墨歸時牽著風箏。
風箏順著風,歪歪斜斜的飄上了空中。
在還未到秋季,放風箏沒有那麽的穩當。
將線軲轆放進少年的手中,手把手的教他放風箏。
玩了一會,風箏又從半空中掉了下來。
少年抱著風箏有些失落,他還沒有玩盡興。
“現在還不是放風箏的最佳時節,等入了秋,朕陪愛妃,如何?”
墨歸時伸出手捏了捏少年軟嫩的臉蛋,銀色的眼眸帶著溫柔,若是那些宮人抬頭,就可以發現此時的陛下與那個殘暴的模樣判若兩人。

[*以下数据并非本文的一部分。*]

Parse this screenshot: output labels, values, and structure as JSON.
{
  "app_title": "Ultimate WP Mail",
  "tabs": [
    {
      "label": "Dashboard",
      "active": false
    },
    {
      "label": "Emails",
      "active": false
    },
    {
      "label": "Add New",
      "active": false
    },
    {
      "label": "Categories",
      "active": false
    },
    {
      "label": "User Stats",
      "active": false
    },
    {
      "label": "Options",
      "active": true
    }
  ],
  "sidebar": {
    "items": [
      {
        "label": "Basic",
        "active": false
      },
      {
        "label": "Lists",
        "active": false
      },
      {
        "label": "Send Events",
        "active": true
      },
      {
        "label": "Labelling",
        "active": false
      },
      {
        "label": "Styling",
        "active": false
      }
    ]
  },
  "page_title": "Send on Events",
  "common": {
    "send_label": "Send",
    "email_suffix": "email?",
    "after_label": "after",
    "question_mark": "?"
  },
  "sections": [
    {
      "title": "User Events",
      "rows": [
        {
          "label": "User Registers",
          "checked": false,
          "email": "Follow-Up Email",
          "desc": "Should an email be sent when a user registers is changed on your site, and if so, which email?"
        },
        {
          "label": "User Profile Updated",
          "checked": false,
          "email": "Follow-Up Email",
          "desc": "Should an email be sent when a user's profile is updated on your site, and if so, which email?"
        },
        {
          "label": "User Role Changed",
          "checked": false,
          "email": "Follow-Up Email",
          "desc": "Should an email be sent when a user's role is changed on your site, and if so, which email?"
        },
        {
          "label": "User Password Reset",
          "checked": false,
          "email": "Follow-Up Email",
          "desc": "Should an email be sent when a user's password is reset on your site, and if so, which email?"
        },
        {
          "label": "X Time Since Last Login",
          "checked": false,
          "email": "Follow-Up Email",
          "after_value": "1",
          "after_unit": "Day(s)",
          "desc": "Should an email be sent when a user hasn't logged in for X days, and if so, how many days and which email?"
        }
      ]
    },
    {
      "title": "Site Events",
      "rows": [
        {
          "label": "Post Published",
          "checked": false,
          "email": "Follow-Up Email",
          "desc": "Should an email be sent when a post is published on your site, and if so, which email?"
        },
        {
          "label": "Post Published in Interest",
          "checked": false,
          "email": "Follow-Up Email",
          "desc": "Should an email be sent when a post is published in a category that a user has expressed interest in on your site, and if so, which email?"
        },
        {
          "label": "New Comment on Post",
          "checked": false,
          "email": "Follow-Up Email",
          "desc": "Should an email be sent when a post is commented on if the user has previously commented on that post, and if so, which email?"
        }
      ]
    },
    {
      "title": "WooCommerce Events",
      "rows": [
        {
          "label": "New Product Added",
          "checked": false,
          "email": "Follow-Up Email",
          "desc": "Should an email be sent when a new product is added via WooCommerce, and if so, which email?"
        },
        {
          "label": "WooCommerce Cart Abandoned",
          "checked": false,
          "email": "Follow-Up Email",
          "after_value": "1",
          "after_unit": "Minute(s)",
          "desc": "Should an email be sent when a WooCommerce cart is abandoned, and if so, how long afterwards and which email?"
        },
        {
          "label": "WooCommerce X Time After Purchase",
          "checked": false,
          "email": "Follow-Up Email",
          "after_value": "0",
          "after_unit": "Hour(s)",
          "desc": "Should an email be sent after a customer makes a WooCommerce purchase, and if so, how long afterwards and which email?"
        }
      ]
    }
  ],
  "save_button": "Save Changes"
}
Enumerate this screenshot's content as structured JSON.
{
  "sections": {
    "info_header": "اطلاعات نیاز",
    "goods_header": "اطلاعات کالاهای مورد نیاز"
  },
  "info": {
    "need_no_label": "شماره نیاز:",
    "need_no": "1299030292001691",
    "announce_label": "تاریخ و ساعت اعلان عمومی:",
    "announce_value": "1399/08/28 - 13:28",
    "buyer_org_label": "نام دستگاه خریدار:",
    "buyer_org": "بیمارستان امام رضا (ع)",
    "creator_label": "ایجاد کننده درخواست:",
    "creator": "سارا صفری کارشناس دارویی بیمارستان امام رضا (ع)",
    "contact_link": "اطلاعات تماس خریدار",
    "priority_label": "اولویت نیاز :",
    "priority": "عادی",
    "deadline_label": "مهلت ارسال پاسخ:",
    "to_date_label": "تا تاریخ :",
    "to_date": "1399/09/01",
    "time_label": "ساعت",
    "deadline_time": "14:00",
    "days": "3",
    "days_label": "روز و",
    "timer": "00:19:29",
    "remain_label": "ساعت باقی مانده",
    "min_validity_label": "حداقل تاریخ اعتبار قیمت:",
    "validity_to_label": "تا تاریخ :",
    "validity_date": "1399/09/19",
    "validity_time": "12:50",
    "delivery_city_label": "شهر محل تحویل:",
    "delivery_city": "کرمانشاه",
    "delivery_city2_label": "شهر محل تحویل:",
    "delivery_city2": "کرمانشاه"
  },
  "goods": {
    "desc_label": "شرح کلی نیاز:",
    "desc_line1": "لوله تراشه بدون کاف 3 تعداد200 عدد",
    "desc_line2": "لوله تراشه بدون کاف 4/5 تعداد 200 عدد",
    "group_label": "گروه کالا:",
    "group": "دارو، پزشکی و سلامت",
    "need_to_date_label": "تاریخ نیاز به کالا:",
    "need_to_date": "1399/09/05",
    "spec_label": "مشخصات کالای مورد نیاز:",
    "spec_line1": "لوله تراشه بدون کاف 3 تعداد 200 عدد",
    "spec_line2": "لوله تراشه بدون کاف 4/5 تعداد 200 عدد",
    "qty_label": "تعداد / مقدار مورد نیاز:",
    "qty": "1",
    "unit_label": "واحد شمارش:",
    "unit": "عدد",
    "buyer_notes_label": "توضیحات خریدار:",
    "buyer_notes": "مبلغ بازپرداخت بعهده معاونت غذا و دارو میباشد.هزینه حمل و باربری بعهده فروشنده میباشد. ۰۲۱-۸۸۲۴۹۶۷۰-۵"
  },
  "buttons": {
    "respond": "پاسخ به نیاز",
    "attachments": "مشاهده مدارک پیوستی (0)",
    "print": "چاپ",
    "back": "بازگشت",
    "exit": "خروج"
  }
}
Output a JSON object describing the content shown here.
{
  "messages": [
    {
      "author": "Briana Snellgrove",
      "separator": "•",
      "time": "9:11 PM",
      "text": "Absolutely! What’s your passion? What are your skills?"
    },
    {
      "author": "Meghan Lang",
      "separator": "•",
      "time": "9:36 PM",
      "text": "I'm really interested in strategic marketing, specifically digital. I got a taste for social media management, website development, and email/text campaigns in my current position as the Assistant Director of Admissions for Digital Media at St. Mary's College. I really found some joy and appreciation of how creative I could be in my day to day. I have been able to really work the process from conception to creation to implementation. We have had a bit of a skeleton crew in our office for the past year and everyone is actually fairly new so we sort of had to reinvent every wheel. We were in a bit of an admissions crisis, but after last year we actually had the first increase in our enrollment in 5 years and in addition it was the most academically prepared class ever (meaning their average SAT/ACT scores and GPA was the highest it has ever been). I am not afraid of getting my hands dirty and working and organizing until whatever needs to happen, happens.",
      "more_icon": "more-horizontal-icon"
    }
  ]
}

天漸漸的熱了起來,宮裏忙成一團,每年陛下都會去行宮避暑,今年也不例外。
點名冊的時候,有人歡喜有人憂。
歡喜的是保住了一條命,可以安穩的度過一段時間。
憂的是跟著暴君,永遠不知道什麽時候會掉腦袋。
不過自從冊封了貴妃,當今陛下就沒有再殺過人。
每次下令的時候,貴妃就有意無意的為被處罰的宮人官員開脫,或許一開始誤以為巧合,時間久了,朝中的人個個是人精,也能猜得到。
知道隻有抱貴妃大腿,才能活的更久。
陛下應當也是知道的,不過順勢而為,願意寵著。
偌大的馬車上放著一塊塊冰,絲絲涼涼的,驅散了一些暑氣。
浩浩****的出行,黑甲軍護送。
少年的身上很軟,很舒服,帶著一點涼意,滑膩的觸感,比那些冰塊更加讓人舒服。
墨歸時懷裏摟著少年,上了癮。
懷裏的人又軟又香。
從來不鬧騰他。
倒是那些後宮的妃子,一個個心思活絡起來,以為暴君轉了性,前赴後繼的勾引他。
被他全部打了二十大板,打入冷宮。
也有進貢的漂亮的少年,清一色都是嬌弱的少年,無一不是照著麟妃的模樣找的,隻不過一個個滿眼欲望。
就連哭哭啼啼,也令人煩躁作嘔。
“滾出去。”墨歸時聲音冰冷,要是他從前的做法,一個個都丟進大牢裏通通砍頭,省的在他麵前晃來晃去。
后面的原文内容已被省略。